Evaluating Surface Integrals

Bravo! You have done what no one else on the internet (or my calc 3 professor) had been able to do: explain the many different cases you encounter when you do surface integrals.

theblackstoneproject

That works for me! I really appreciate how concise it is! Many awesome videos drill deep into these concepts, but what I really need is ready-to-use skills!

feeneyko

Just in time for my Calc III final, thank you so much

infinitasalo

We did it guys. We've successfully removed the numbers from math.

itsazizkazemi

In my opinion, this topic is the most difficult to grasp out of all the topics in Calculus. However, difficulty is subjective

cameronsantiago

I have a vector calculus exam tomorrow and I got completely confused about all the formulas and how and where to use them. After watching your videos I finally figured it all out in a couple hours!!! Your videos are very direct and specific! The explanations are great! Thank you so much for the videos and your help! You are a lifesaver for students

olgaseverdenko

Ooo I'm here to help with my understanding of exterior algebra, linear algebra, and geometric algebra. Thanks Dave, I've been loving your back and forth with narcissist James Tour and you're helping me out with my other passions too. I love it.

codatheseus

Thank you for the video!

I could actually calculate the comprehension problem in my head b/c it's quite intuitive.
Basically the surface S is an inclined plane (z=1+x) that given the x limits goes from z=1 up to z=2.
Since we want to integrate f=z on that plane, we can take the area of the plane (i.e. 2*√2), and multiply it by the average value of z (i.e. z=1.5), leading to the final answer of 3*√2.

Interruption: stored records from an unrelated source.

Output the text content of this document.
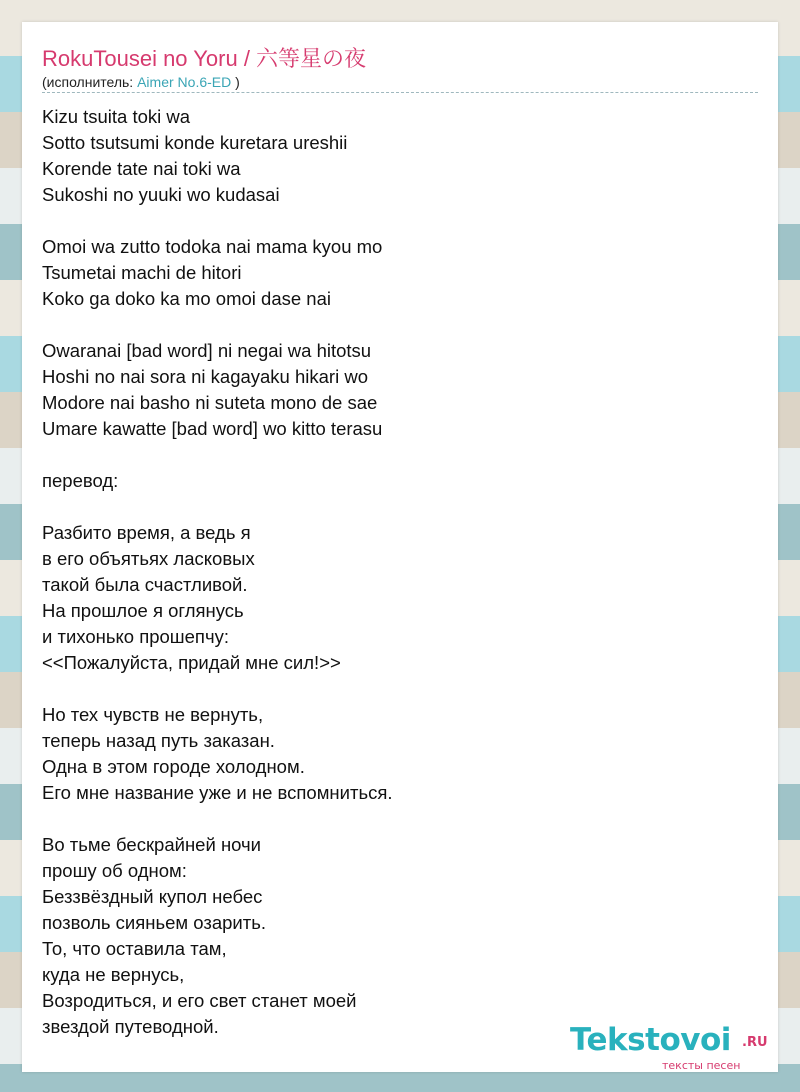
RokuTousei no Yoru / 六等星の夜
(исполнитель: Aimer No.6-ED )
Kizu tsuita toki wa
Sotto tsutsumi konde kuretara ureshii
Korende tate nai toki wa
Sukoshi no yuuki wo kudasai
Omoi wa zutto todoka nai mama kyou mo
Tsumetai machi de hitori
Koko ga doko ka mo omoi dase nai
Owaranai [bad word] ni negai wa hitotsu
Hoshi no nai sora ni kagayaku hikari wo
Modore nai basho ni suteta mono de sae
Umare kawatte [bad word] wo kitto terasu
перевод:
Разбито время, а ведь я
в его объятьях ласковых
такой была счастливой.
На прошлое я оглянусь
и тихонько прошепчу:
<<Пожалуйста, придай мне сил!>>
Но тех чувств не вернуть,
теперь назад путь заказан.
Одна в этом городе холодном.
Его мне название уже и не вспомниться.
Во тьме бескрайней ночи
прошу об одном:
Беззвёздный купол небес
позволь сияньем озарить.
То, что оставила там,
куда не вернусь,
Возродиться, и его свет станет моей
звездой путеводной.	Tekstovoi .RU
тексты песен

NOTE: The area of the plane is 2*√2 b/c the length of one side of the plane is the y range (equal to 2) and the other is √2 b/c that other side of the plane goes across 1 unit (x=0 -> x=1) as it goes up 1 unit too (z=1 -> z=2).

justpaulo

I've been looking for a derivation of dS. seems all the videos online like to skip this detail. thank you

nlikesmath

Thank you so much, sir! I thought I won't catch up in my vector calc class, but I'm getting ahead now!

MrCEO-jwvm

I love all ur lectures, they were cool and clear 🔥♥️💯👍

rajashruthim

You just explained it better than my Calculus II did in 6 months. Thank you!

sotirisbakas

This helps me with the book introduction to electrodynamics, by Griffiths. Also we can compute the integral for any kind of surface.

mage

Thank you sir for your dedication and for making this free! 🙏

Kiky_MedPhysicist

This is very well explained, thank you for this!

chokonma

11:48 @Professor Dave Explains I got 3 as the answer. I think I did something wrong. Used double integral (-Pdelz/delx -Qdelz/dely + R)dxdy

kyleparsotan

In the problem the f will come out as (0, 0, 1+x), rx=(1, 0, 1), ry=(0, 1, 0), rx*ry=(-1, 0, 1). And the answer after solving the double integral is coming as 3 not 3(2)^1/2.

kosiscatharsis

11:40 - I got 2 times square root 2 instead.
The length of Z is square root 2 between X=0 and 1, length of Y is 2 between Y=0 and 2.
Area = length of Z times length of Y.
Not sure if I missed something?

eriklam

made it, it seems the problem uses the formula of 6:10 because we have a function or a scalar field f(x, y, z) an not a vector field F or so that's how I comprehend it

eggxecution

Thanks for your video, it helps me comprehend the main concepts of surface integrals! And one thing that confused me is that at 9:00, why there is a vector r instead of the unit normal vector n?

sushimeng